Gilbert, George (381-1, 381-2) (1975)
About this artwork
Gilbert and George are two artists based in London, who work together as an artistic duo. They became known in the late 1960s as ‘living sculptures’, dressing in similar tweed suits and doing everything together. Life and art were inseparable. In 1975, on the occasion of a show in Düsseldorf, they commissioned Richter to make a portrait of them. Richter made eight paintings in all, using superimposed photographs of the duo in order to suggest their inseparable mutually beneficial identity.
- title: Gilbert, George (381-1, 381-2)
- accession number: AR00345
- artist: Gerhard RichterGerman (born 1932)

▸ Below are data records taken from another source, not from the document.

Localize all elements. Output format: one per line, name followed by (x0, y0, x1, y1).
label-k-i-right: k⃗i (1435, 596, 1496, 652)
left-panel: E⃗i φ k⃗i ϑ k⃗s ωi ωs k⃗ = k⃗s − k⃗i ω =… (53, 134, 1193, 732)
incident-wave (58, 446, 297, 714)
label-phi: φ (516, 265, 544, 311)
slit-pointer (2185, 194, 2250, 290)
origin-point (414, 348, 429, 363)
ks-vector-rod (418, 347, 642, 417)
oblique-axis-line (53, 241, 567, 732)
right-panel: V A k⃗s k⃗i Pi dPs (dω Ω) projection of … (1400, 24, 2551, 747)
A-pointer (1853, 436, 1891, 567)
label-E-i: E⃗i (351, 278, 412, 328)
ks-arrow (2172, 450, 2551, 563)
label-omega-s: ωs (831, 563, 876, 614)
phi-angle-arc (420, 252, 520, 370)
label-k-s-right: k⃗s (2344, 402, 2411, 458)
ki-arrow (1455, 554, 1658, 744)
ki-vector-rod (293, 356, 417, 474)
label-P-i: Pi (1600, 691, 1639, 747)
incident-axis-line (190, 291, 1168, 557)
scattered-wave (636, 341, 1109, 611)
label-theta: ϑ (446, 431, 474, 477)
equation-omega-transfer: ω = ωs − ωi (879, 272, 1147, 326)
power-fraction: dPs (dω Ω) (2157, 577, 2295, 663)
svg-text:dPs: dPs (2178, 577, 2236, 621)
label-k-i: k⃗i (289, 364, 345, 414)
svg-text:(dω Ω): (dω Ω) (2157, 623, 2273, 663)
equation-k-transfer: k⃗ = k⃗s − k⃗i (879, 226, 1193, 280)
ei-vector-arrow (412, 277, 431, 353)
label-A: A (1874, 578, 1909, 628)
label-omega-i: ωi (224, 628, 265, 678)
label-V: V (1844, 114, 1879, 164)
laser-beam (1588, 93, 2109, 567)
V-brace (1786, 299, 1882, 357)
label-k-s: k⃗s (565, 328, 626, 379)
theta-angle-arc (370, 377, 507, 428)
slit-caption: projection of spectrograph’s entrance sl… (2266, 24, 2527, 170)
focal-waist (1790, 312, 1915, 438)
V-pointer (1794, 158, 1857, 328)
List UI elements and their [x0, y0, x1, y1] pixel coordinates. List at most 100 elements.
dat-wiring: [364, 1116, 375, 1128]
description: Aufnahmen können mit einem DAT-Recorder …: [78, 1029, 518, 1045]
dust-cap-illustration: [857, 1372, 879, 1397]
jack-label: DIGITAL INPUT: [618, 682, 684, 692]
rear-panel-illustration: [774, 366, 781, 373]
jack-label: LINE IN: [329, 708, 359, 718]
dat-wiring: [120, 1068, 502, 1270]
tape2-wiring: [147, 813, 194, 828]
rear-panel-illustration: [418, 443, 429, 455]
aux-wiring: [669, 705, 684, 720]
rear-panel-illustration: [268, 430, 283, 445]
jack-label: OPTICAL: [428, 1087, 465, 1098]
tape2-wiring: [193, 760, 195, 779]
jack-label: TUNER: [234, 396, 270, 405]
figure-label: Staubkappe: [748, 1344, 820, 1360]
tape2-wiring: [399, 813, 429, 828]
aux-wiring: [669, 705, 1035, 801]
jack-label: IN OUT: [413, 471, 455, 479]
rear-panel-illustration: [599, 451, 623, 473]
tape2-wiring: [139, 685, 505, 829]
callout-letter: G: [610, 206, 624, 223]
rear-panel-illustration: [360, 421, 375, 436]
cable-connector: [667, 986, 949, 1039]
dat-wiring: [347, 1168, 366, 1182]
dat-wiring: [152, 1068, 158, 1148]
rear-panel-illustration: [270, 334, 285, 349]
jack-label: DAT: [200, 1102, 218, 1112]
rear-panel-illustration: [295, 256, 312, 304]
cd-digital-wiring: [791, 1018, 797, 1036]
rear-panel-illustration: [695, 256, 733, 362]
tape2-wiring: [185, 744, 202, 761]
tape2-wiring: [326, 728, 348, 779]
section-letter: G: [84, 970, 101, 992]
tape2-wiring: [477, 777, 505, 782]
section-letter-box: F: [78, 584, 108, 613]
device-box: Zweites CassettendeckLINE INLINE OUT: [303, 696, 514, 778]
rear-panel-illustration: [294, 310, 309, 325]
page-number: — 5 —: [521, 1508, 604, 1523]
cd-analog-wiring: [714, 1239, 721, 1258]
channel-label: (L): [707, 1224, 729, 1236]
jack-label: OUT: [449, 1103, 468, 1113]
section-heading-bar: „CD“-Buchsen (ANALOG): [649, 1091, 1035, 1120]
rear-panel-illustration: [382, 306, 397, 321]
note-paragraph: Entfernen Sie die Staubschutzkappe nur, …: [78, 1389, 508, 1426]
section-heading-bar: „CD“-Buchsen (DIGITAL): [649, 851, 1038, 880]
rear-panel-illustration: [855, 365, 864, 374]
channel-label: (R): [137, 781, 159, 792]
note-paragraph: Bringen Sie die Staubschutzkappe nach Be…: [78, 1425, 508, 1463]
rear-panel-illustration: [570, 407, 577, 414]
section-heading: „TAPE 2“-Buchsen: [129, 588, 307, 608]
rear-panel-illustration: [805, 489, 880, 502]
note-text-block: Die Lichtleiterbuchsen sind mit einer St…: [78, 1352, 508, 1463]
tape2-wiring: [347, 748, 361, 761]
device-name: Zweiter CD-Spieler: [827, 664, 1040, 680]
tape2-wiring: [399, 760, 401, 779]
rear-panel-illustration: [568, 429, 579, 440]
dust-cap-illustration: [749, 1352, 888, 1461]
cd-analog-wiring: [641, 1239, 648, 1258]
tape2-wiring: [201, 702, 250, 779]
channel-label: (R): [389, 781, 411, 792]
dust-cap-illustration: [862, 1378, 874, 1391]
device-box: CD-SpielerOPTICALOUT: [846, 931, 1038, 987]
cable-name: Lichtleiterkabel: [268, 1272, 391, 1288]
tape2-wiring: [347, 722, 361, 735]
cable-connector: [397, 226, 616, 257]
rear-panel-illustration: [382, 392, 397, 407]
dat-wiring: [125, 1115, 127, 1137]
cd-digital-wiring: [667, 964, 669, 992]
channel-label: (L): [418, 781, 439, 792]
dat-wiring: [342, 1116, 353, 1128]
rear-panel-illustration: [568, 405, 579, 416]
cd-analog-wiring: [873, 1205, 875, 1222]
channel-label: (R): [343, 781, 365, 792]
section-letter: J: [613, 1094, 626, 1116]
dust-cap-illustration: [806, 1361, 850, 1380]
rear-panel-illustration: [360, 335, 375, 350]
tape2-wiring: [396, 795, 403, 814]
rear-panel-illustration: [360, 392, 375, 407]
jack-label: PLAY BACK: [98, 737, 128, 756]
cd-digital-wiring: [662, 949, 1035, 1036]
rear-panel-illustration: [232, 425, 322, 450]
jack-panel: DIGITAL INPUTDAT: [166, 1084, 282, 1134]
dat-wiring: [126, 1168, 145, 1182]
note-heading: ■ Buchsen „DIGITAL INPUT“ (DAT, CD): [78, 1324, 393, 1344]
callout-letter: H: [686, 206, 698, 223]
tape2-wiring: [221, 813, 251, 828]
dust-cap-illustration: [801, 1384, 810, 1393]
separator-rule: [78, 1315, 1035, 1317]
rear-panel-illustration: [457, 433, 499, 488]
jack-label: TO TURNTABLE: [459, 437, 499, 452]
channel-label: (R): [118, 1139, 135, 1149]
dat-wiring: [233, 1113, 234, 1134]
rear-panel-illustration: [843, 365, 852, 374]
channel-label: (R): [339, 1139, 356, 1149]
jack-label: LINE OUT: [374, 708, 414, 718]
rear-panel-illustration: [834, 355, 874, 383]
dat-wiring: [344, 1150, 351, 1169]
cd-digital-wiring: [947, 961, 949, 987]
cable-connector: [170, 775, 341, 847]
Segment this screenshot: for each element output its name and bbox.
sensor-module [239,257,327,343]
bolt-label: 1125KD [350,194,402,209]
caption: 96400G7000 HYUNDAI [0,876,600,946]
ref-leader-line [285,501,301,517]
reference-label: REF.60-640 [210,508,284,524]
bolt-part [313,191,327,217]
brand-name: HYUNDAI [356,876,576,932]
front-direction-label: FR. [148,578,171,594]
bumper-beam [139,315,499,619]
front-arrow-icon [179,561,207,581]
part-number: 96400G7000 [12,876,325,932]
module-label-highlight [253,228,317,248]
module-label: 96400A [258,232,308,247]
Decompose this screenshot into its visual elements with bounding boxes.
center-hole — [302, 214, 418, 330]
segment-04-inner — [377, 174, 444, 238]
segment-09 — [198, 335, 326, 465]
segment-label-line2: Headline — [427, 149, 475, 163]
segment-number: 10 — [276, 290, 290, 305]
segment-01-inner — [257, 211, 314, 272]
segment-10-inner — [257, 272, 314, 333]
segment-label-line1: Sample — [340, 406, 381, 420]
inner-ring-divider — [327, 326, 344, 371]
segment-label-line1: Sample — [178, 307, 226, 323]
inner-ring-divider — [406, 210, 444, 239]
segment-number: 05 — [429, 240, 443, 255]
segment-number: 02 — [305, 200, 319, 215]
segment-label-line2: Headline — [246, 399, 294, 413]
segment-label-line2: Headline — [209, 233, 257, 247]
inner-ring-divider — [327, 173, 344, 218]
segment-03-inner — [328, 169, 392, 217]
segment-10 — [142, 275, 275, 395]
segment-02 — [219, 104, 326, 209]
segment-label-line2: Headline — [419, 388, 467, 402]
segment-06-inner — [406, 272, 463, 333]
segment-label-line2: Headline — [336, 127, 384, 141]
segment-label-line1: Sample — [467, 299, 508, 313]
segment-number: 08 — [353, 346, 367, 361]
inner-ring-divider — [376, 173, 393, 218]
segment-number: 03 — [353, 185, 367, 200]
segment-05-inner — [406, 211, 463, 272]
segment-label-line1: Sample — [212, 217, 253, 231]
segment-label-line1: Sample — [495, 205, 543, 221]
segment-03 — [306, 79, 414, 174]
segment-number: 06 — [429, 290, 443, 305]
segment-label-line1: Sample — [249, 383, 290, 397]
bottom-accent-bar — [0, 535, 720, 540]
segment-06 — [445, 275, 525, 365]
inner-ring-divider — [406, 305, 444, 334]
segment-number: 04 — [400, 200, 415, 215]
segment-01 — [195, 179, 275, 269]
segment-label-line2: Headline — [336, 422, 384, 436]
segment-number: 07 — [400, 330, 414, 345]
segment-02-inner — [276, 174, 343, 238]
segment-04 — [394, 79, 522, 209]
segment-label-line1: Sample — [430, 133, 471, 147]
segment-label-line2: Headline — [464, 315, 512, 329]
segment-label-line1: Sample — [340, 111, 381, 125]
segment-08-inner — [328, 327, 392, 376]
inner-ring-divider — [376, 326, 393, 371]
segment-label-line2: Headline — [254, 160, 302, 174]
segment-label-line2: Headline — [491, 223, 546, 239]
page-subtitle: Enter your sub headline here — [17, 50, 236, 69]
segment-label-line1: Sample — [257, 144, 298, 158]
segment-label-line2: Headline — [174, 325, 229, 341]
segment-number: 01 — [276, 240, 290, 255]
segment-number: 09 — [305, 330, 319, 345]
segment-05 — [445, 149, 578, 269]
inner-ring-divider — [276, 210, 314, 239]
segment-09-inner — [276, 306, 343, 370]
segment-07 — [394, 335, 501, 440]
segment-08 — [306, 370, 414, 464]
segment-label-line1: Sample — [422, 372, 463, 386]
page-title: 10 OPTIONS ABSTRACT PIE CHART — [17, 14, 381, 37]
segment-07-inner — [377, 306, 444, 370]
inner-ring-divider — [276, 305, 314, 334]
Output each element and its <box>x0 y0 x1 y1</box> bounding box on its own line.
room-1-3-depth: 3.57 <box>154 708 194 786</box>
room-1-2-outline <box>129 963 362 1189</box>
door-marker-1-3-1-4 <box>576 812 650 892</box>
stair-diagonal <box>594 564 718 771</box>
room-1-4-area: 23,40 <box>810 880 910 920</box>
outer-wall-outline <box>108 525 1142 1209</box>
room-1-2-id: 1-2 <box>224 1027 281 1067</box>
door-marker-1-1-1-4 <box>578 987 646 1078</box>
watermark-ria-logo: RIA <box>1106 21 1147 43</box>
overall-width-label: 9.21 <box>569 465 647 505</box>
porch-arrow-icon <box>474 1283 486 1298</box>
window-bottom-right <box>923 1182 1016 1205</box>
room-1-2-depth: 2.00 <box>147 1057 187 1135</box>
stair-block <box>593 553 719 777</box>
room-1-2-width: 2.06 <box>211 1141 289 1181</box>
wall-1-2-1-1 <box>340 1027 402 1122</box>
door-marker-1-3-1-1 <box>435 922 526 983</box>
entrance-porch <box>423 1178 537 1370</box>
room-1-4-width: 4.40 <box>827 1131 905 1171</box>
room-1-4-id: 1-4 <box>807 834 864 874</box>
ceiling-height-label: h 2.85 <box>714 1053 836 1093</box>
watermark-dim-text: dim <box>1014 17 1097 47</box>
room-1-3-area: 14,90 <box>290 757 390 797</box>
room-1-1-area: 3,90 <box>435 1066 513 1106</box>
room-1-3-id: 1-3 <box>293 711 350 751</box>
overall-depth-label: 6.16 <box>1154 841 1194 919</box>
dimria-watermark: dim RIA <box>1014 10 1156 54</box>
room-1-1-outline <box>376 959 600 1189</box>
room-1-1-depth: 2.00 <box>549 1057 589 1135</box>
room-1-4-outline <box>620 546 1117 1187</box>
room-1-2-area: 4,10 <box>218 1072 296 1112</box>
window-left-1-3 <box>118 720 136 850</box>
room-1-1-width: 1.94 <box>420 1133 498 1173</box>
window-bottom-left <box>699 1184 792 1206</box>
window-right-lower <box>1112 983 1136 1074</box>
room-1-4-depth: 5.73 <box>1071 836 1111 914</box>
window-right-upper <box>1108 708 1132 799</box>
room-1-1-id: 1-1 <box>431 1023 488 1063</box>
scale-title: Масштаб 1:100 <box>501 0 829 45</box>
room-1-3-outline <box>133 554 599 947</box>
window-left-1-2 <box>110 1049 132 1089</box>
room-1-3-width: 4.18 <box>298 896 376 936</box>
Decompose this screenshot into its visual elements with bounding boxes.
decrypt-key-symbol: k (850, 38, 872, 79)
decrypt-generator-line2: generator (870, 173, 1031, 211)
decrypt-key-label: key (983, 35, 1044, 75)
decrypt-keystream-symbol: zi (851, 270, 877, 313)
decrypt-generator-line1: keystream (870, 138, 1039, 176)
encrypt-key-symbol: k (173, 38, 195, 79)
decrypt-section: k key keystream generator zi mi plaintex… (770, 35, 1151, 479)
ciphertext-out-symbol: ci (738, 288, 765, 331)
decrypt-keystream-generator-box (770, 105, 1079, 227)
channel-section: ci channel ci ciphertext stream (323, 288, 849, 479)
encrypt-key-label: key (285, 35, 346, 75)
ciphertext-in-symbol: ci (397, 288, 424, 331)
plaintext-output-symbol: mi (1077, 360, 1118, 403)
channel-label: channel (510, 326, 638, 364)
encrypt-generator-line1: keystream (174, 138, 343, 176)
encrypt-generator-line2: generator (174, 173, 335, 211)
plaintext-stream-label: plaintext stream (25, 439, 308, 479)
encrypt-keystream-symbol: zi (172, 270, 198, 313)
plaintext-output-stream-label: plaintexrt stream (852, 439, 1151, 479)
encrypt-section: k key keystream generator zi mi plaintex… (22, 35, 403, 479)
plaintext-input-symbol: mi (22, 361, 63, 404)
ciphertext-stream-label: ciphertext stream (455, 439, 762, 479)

- depicted: Gilbert & George
- gallery: In Storage
- object type: Painting
- date created: 1975
- measurements: 68.40 x 63.10 x 4.50 cm
- credit line: ARTIST ROOMS National Galleries of Scotland and Tate. Acquired jointly through The d'Offay Donation with assistance from the National Heritage Memorial Fund and the Art Fund 2008
- copyright: © Gerhard Richter
- photographer: Antonia Reeve
Richter was born in Dresden, where he studied from 1952 to 1957. In 1961 he settled in Düsseldorf, where he studied under Joseph Beuys. In 1963 he began using images from press photographs and amateur snapshots in his paintings, deliberately blurring them in order to undermine and challenge the boundaries of painting and photography. In the early 1970s Richter explored theoretical ideas about colour in a series of colour charts. In a similar systematic way he made a large number of grey paintings in which he experimented with texture and brushstrokes. Since the late 1970s Richter has painted an ongoing series of colourful abstractions and alternated these with painstakingly accurate renderings in paint of photographs of landscapes, people and still lifes.